About one-half of the U.S. population consumes sugar-sweetened beverages on any given day. The over consumption of soft drinks has been associated with adverse health outcomes, including diabetes, hypertension, obesity, cardiovascular diseases and low bone mineral density.
Researchers recently conducted a study to see if consumption of sugar-sweetened beverages is associated with vitamin D status.
They enrolled 741 premenopausal women and gave them a food frequency questionnaire (FFQ) survey to establish their consumption of sweetened beverages, including colas, sweet fruit drinks, and carbonated drinks.
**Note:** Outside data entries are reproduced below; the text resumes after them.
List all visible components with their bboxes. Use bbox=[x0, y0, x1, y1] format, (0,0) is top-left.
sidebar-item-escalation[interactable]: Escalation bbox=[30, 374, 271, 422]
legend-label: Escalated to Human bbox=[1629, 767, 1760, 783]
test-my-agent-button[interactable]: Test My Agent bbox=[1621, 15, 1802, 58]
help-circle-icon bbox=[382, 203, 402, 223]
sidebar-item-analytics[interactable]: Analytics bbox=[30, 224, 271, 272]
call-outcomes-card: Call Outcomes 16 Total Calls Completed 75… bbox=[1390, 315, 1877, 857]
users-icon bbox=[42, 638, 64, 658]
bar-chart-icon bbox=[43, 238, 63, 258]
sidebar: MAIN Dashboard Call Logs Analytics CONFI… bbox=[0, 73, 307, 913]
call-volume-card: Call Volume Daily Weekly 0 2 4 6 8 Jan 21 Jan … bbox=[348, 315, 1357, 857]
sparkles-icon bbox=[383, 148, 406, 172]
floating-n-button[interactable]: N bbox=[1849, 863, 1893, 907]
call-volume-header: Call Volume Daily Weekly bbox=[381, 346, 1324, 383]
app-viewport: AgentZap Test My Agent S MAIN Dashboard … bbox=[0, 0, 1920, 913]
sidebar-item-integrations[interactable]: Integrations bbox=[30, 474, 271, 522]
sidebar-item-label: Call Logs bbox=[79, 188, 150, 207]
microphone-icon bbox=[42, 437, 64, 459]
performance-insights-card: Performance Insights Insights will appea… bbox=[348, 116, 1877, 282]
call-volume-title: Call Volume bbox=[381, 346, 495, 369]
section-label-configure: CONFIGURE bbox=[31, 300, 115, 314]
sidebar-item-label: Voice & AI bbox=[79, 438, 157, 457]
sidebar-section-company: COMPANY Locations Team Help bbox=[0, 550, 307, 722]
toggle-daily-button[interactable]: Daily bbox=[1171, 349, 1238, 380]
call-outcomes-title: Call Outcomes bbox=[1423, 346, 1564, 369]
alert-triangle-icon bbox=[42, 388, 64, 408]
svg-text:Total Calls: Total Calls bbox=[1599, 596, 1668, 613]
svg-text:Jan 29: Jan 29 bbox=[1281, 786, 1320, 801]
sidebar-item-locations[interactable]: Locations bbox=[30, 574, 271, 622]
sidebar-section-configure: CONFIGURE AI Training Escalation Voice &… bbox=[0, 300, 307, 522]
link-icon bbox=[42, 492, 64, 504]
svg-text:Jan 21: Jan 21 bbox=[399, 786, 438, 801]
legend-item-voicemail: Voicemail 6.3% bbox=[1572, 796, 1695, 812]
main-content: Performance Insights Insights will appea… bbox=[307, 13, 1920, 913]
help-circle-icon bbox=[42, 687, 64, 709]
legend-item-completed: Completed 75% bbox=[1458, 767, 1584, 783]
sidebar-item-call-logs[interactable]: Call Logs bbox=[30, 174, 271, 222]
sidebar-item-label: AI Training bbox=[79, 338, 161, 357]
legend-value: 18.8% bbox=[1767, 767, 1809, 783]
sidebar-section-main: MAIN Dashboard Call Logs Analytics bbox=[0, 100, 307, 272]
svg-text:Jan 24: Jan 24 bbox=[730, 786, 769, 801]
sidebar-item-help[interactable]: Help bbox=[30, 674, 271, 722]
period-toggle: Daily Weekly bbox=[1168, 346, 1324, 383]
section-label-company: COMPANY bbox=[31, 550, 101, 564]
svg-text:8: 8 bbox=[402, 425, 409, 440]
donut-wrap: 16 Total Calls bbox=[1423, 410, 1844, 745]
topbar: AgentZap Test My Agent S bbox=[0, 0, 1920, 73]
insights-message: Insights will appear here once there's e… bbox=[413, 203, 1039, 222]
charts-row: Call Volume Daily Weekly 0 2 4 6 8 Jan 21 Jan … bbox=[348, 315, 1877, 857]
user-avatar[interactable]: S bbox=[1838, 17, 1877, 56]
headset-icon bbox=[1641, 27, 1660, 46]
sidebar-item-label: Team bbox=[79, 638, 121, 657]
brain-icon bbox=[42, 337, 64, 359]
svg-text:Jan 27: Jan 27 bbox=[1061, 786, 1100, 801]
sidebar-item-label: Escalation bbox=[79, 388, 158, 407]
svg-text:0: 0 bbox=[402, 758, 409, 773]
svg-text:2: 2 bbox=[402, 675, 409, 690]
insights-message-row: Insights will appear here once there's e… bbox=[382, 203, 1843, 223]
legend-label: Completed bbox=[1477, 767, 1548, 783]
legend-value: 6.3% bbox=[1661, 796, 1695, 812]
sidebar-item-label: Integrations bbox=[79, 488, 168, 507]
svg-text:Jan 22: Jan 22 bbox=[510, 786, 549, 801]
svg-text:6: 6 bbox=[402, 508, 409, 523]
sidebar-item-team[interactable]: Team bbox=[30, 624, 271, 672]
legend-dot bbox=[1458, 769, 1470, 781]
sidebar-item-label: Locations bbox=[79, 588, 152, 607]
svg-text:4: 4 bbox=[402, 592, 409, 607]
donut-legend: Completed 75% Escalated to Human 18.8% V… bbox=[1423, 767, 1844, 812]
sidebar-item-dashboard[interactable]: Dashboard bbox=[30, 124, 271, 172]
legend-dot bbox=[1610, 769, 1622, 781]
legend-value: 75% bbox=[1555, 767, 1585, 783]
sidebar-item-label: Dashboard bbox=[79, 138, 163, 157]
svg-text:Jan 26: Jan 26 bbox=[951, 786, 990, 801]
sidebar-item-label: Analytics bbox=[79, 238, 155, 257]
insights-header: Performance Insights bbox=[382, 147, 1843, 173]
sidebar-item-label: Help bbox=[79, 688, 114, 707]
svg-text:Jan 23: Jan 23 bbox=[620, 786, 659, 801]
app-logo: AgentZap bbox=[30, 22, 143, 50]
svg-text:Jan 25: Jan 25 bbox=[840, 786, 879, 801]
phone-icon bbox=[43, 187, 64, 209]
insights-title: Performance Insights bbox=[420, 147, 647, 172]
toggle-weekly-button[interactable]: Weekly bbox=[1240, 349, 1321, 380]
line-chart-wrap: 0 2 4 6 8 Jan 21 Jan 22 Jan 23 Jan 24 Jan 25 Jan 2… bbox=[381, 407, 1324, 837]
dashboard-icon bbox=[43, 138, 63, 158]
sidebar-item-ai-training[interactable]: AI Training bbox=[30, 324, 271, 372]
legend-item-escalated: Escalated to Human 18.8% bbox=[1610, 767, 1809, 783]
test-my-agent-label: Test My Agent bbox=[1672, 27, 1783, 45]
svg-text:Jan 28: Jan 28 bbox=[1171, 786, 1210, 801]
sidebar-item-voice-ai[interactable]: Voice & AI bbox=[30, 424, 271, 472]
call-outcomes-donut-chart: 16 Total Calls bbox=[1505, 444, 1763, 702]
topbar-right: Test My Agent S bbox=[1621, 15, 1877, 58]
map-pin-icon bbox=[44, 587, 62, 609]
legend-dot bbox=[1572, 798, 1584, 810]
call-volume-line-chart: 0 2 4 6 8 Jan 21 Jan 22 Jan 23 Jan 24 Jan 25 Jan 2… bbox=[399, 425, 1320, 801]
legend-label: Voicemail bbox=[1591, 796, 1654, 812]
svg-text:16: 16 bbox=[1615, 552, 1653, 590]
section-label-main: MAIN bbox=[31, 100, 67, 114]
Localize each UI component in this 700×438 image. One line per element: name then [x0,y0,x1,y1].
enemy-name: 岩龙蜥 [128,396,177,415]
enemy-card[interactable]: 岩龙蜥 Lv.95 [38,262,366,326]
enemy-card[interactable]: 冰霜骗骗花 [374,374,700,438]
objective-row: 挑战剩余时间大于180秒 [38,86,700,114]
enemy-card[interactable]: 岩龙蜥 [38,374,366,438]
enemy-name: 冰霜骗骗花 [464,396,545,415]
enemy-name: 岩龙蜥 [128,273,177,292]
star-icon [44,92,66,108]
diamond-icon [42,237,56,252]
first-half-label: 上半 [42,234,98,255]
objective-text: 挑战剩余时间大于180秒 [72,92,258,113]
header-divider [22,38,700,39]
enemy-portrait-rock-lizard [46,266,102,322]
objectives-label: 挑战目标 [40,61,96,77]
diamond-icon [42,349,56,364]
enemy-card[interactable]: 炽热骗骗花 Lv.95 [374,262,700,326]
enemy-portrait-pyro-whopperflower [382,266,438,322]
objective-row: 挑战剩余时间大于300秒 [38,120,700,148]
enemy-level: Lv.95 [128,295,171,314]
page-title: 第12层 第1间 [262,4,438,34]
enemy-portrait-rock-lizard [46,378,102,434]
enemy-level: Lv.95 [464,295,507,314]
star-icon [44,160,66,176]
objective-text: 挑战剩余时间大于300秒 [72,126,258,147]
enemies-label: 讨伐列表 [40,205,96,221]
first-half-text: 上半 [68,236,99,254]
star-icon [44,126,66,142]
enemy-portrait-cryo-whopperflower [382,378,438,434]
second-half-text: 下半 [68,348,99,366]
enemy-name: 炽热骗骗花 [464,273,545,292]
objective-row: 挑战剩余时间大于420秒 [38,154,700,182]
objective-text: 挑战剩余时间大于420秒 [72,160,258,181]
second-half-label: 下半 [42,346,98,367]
FFQ is a checklist of foods and beverages, in which participants record the foods and drinks that they consume and the frequency of their consumption.
The researchers found that those with a higher intake of colas had lower vitamin D levels. Women who drank more than three servings of colas per week had 12.7% lower vitamin D levels compared to non-consumers.
Out of the women who drank more than three servings of colas per week, 47.8% had vitamin D levels below 20 ng/ml and 10.9% had vitamin D levels below 12 ng/ml.
A correlation between carbonated beverages and vitamin D levels was observed, but it was insignificant. There was no association between sweet fruit drinks and vitamin D levels.
“In our study, we found an inverse association of intake of colas with 25(OH)D concentrations and also a non-significant negative correlation between intake of other carbonated beverages and 25(OH)D concentrations,” the researchers concluded.
The researchers call for studies of longer duration to help clarify the relationship between vitamin D levels and sugar-sweetened beverages.